There is a time when your little one needs you for everything. They cry and you attend to their need. They stumble and you scoop them up and fix their pain. Their joy, sorrow, fear, worry, and anger is all yours because they are an overextension of you!

And then all of a sudden…they’re not.

They stop telling you how they’re feeling or what they’re thinking and calls from teachers, parents, or neighbors inform you instead. You start to wonder if their days at school really are that “good” and whether their friends are kind, generous, and supportive.

You might wonder all of these things and therefore decide to show up for an inside view. You’ll volunteer to help in a class, tutor some kids, or chaperone a trip. Maybe these experiences will grant you answers. Maybe they won’t. But either way, the underlying truth still remains: our children will eventually sever the cord and experience life on their own.

This is the physics of life.

Intellectually, I know this independence is normal (and obviously I don’t want my kids living in my basement when they’re 40!), but it still hurts a little—okay, a LOT—when they start to pull away. Yet what choice do we have? We can either give them the space they need to learn and grow or we can interfere with the physics of life and stall the process.

Newton’s Third Law says that every action has an equal and opposite reaction. This is just a fancy way for saying that we all have choices and those choices cause different reactions. Thus, we can either choose to control our children (out of fear and love), or we can surrender to the forces that be (again, out of fear and love). Both choices are caused by the same motivation, but both result in different reactions, don’t they?

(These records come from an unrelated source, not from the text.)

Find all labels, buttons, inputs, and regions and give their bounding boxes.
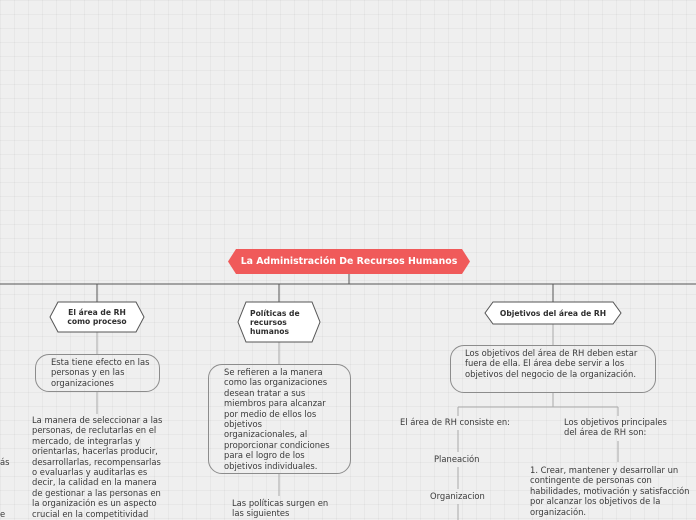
- offscreen-text-fragment: ás: [0, 457, 10, 467]
- branch-1-subtitle-text: Esta tiene efecto en las personas y en las organizaciones: [51, 357, 150, 388]
- branch-node-2-label[interactable]: Políticas de recursos humanos: [250, 308, 300, 336]
- branch-3-left-item-organizacion[interactable]: Organizacion: [430, 491, 485, 501]
- branch-3-right-item-1[interactable]: 1. Crear, mantener y desarrollar un contingente de personas con habilidades, motivación y satisfacción por alcanzar los objetivos de la organización.: [530, 465, 690, 517]
- offscreen-text-fragment: e: [0, 509, 6, 519]
- branch-3-left-heading[interactable]: El área de RH consiste en:: [400, 417, 510, 427]
- branch-3-left-item-planeacion[interactable]: Planeación: [434, 454, 480, 464]
- branch-2-detail-text[interactable]: Las políticas surgen en las siguientes: [232, 498, 329, 519]
- branch-node-3-label[interactable]: Objetivos del área de RH: [499, 308, 607, 318]
- branch-1-detail-text[interactable]: La manera de seleccionar a las personas, de reclutarlas en el mercado, de integrarlas y orientarlas, hacerlas producir, desarrollarlas, recompensarlas o evaluarlas y auditarlas es decir, la calidad en la manera de gestionar a las personas en la organización es un aspecto crucial en la competitividad: [32, 415, 163, 519]
- branch-2-subtitle-text: Se refieren a la manera como las organizaciones desean tratar a sus miembros para alcanzar por medio de ellos los objetivos organizacionales, al proporcionar condiciones para el logro de los objetivos individuales.: [224, 367, 330, 471]
- branch-3-subtitle-text: Los objetivos del área de RH deben estar fuera de ella. El área debe servir a los objetivos del negocio de la organización.: [465, 348, 638, 379]
- branch-3-right-heading[interactable]: Los objetivos principales del área de RH son:: [564, 417, 667, 438]
- branch-node-1-label[interactable]: El área de RH como proceso: [67, 308, 127, 326]
- central-topic-label[interactable]: La Administración De Recursos Humanos: [240, 256, 458, 267]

For example, when I attended my first-grader’s field trip, she gave me the cold shoulder, and I saw how she’s still kind of (really) socially awkward and doesn’t have a place among her peers yet, I had two choices:

  1. I could try and control the situation by making her sit by me (and then later disguising myself and spying on her behind the trees).

OR

  1. I could surrender control and pray that the foundation I’ve created with her is enough to keep our relationship strong.

Obviously the second option is better (unless you’re really into spying…in which case, there’s a whole other matter to discuss), but if we are to choose option two, what does full surrender look like?

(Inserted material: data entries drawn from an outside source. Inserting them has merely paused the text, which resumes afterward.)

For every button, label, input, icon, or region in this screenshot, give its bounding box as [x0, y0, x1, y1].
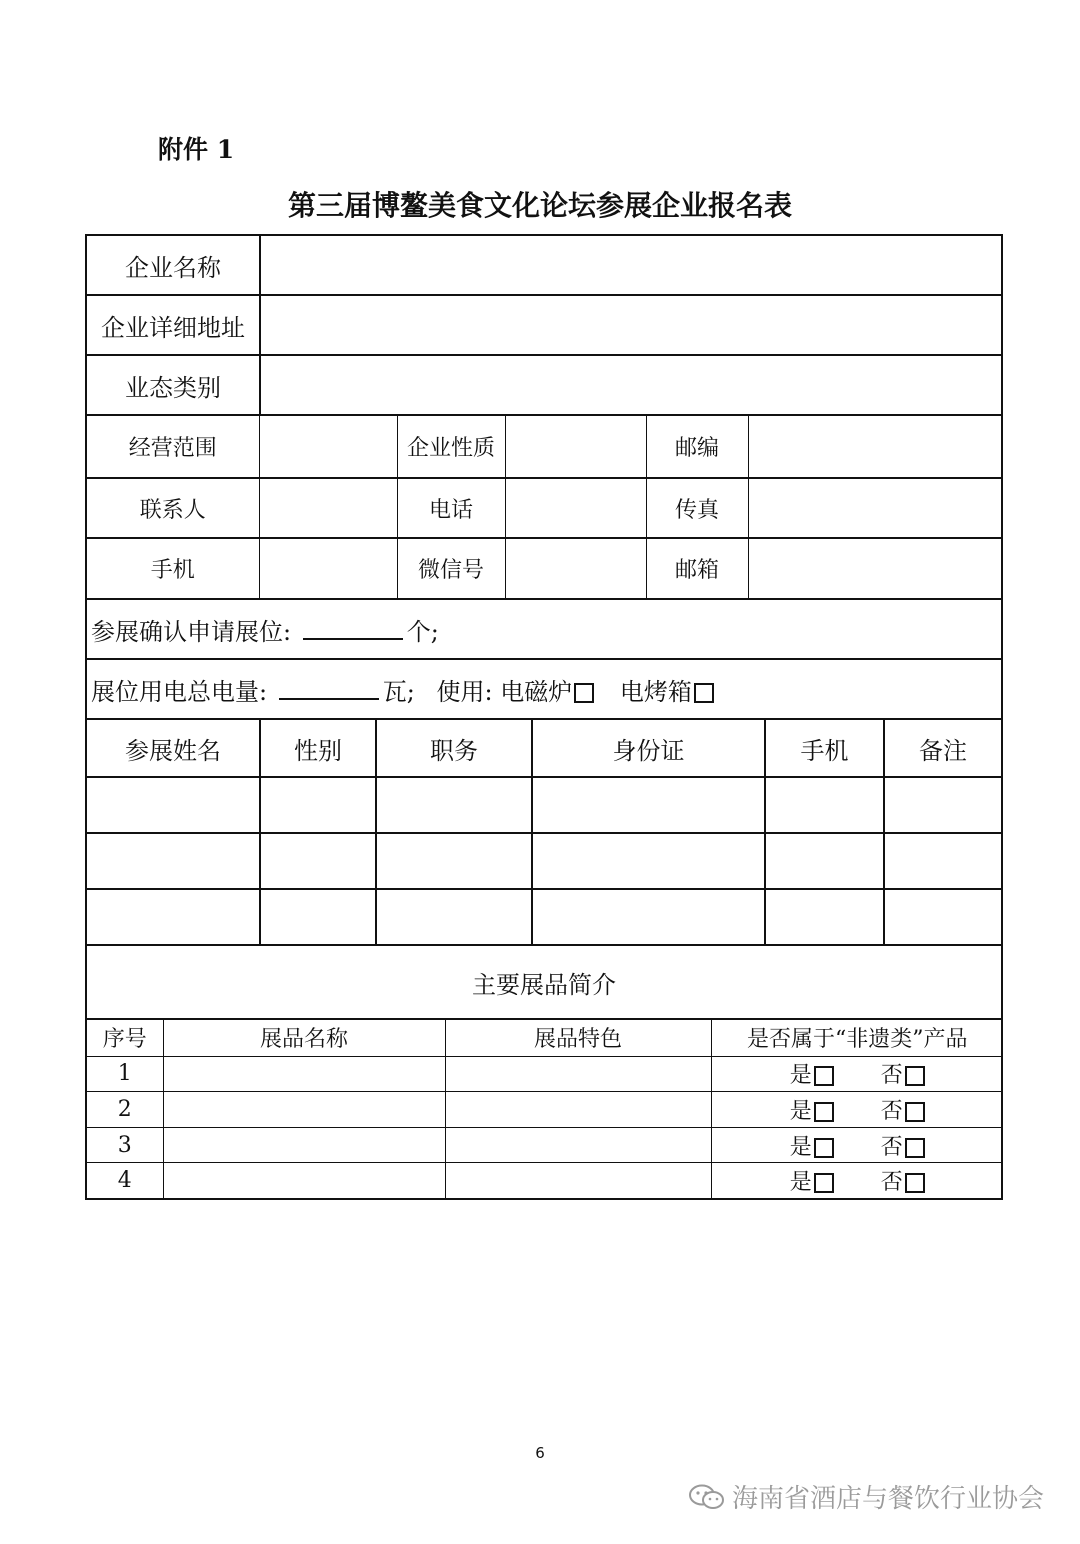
company-info-row [86, 415, 1002, 478]
company-address-label: 企业详细地址 [86, 295, 260, 355]
no-label: 否 [880, 1063, 903, 1089]
fax-field[interactable] [748, 479, 1002, 537]
attendee-cell[interactable] [532, 777, 765, 833]
product-row [87, 1056, 1002, 1092]
attendee-row [86, 833, 1002, 889]
power-unit: 瓦; [382, 677, 415, 706]
attendee-header-name: 参展姓名 [86, 719, 260, 777]
phone-label: 电话 [397, 479, 505, 537]
contact-info-row [86, 478, 1002, 538]
attendee-header-gender: 性别 [260, 719, 376, 777]
company-name-label: 企业名称 [86, 235, 260, 295]
scope-field[interactable] [259, 416, 397, 477]
scope-label: 经营范围 [87, 416, 259, 477]
product-header-feature: 展品特色 [445, 1020, 711, 1056]
product-name-field[interactable] [163, 1163, 445, 1198]
attendee-header-notes: 备注 [884, 719, 1002, 777]
product-feature-field[interactable] [445, 1163, 711, 1198]
yes-label: 是 [789, 1098, 812, 1124]
attendee-cell[interactable] [260, 777, 376, 833]
product-row [87, 1092, 1002, 1128]
attendee-cell[interactable] [532, 833, 765, 889]
product-name-field[interactable] [163, 1092, 445, 1128]
company-name-field[interactable] [260, 235, 1002, 295]
product-row [87, 1163, 1002, 1198]
product-heritage-options [711, 1163, 1002, 1198]
page-number: 6 [535, 1444, 545, 1462]
product-row [87, 1127, 1002, 1163]
yes-label: 是 [789, 1063, 812, 1089]
attendee-cell[interactable] [532, 889, 765, 945]
attendee-cell[interactable] [884, 889, 1002, 945]
product-number: 1 [87, 1056, 163, 1092]
product-header-name: 展品名称 [163, 1020, 445, 1056]
no-checkbox[interactable] [905, 1138, 925, 1158]
power-option-induction: 电磁炉 [500, 677, 573, 706]
no-checkbox[interactable] [905, 1173, 925, 1193]
attendee-cell[interactable] [376, 777, 532, 833]
yes-label: 是 [789, 1170, 812, 1196]
wechat-field[interactable] [505, 539, 646, 598]
fax-label: 传真 [646, 479, 748, 537]
booth-row [86, 599, 1002, 659]
yes-checkbox[interactable] [814, 1066, 834, 1086]
no-label: 否 [880, 1098, 903, 1124]
attendee-cell[interactable] [376, 889, 532, 945]
email-field[interactable] [748, 539, 1002, 598]
booth-count-blank[interactable] [303, 616, 403, 640]
wechat-icon [688, 1483, 726, 1511]
attendee-cell[interactable] [260, 833, 376, 889]
product-heritage-options [711, 1127, 1002, 1163]
attendee-cell[interactable] [86, 833, 260, 889]
products-section-title: 主要展品简介 [86, 945, 1002, 1019]
mobile-info-row [86, 538, 1002, 599]
watermark [688, 1478, 1044, 1515]
yes-checkbox[interactable] [814, 1173, 834, 1193]
email-label: 邮箱 [646, 539, 748, 598]
products-table [87, 1020, 1002, 1198]
oven-checkbox[interactable] [694, 683, 714, 703]
attendee-row [86, 889, 1002, 945]
no-label: 否 [880, 1170, 903, 1196]
nature-label: 企业性质 [397, 416, 505, 477]
attendee-header-mobile: 手机 [765, 719, 884, 777]
product-name-field[interactable] [163, 1127, 445, 1163]
contact-field[interactable] [259, 479, 397, 537]
attendee-cell[interactable] [765, 777, 884, 833]
power-label: 展位用电总电量: [91, 677, 268, 706]
power-option-oven: 电烤箱 [619, 677, 692, 706]
registration-form [85, 234, 1003, 1200]
product-heritage-options [711, 1092, 1002, 1128]
yes-label: 是 [789, 1134, 812, 1160]
product-feature-field[interactable] [445, 1056, 711, 1092]
attendee-header-id: 身份证 [532, 719, 765, 777]
power-row [86, 659, 1002, 719]
attendee-cell[interactable] [884, 833, 1002, 889]
postcode-field[interactable] [748, 416, 1002, 477]
product-number: 3 [87, 1127, 163, 1163]
mobile-field[interactable] [259, 539, 397, 598]
booth-unit: 个; [406, 617, 439, 646]
no-checkbox[interactable] [905, 1066, 925, 1086]
attendee-cell[interactable] [765, 889, 884, 945]
product-header-number: 序号 [87, 1020, 163, 1056]
contact-label: 联系人 [87, 479, 259, 537]
form-title: 第三届博鳌美食文化论坛参展企业报名表 [287, 189, 792, 222]
power-amount-blank[interactable] [279, 676, 379, 700]
attachment-label: 附件 1 [158, 135, 235, 164]
watermark-text: 海南省酒店与餐饮行业协会 [731, 1484, 1044, 1514]
attendee-cell[interactable] [765, 833, 884, 889]
booth-label: 参展确认申请展位: [91, 617, 292, 646]
attendee-cell[interactable] [260, 889, 376, 945]
postcode-label: 邮编 [646, 416, 748, 477]
no-label: 否 [880, 1134, 903, 1160]
business-type-field[interactable] [260, 355, 1002, 415]
wechat-label: 微信号 [397, 539, 505, 598]
yes-checkbox[interactable] [814, 1102, 834, 1122]
product-header-heritage: 是否属于“非遗类”产品 [711, 1020, 1002, 1056]
company-address-field[interactable] [260, 295, 1002, 355]
attendee-cell[interactable] [376, 833, 532, 889]
attendee-header-position: 职务 [376, 719, 532, 777]
attendee-cell[interactable] [86, 777, 260, 833]
business-type-label: 业态类别 [86, 355, 260, 415]
attendee-cell[interactable] [884, 777, 1002, 833]
product-number: 2 [87, 1092, 163, 1128]
product-name-field[interactable] [163, 1056, 445, 1092]
product-number: 4 [87, 1163, 163, 1198]
no-checkbox[interactable] [905, 1102, 925, 1122]
product-feature-field[interactable] [445, 1127, 711, 1163]
product-feature-field[interactable] [445, 1092, 711, 1128]
yes-checkbox[interactable] [814, 1138, 834, 1158]
nature-field[interactable] [505, 416, 646, 477]
induction-checkbox[interactable] [574, 683, 594, 703]
phone-field[interactable] [505, 479, 646, 537]
attendee-cell[interactable] [86, 889, 260, 945]
attendee-row [86, 777, 1002, 833]
power-use-label: 使用: [436, 677, 493, 706]
mobile-label: 手机 [87, 539, 259, 598]
products-table-cell [86, 1019, 1002, 1199]
product-heritage-options [711, 1056, 1002, 1092]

To me, it looks a lot like being on my hands and knees, surrendering my child to God and saying, This is your daughter, Lord. How would YOU have me parent her?

I do this because it’s impossible for me to think that I can control every situation or be included on every life experience. And because I so desperately want my children’s lives to be rich and full—when I’m not present—I have to let them go but “stay close” in prayer.

Here they are, Lord. They are yours.

I therefore encourage us all to surrender our children to God today. They’re not really ours, anyway. “Every good and perfect gift comes from above,” right? (James 1:17) And because God gave us our children, I really do believe that he can do so much more with them than we could do on our very best of days. I believe this because I believe in God’s perfect love.

“We know how much God loves us and we have put our trust in his love.” 1 John 4:16

So put your trust (and your children) in the loving embrace of your Father. And remember, prayer works! It’s the best weapon we have as parents. Personally, I am praying that God will tell me how to parent my oldest child, how to connect with her, and how to love her best. I’m also praying for her emotional, physical, and spiritual safety, as well as for her intimacy with God and with me! I am praying all of these things because my fear is great, but my love for her (and the Lord) are greater. And #lovewins, right? (Not physics—sorry, Newton, I know you’re kind of a thing.) Yes. LOVE wins.

“Dear children, let us not love with words or speech but with actions and in truth” (1 John 3:18).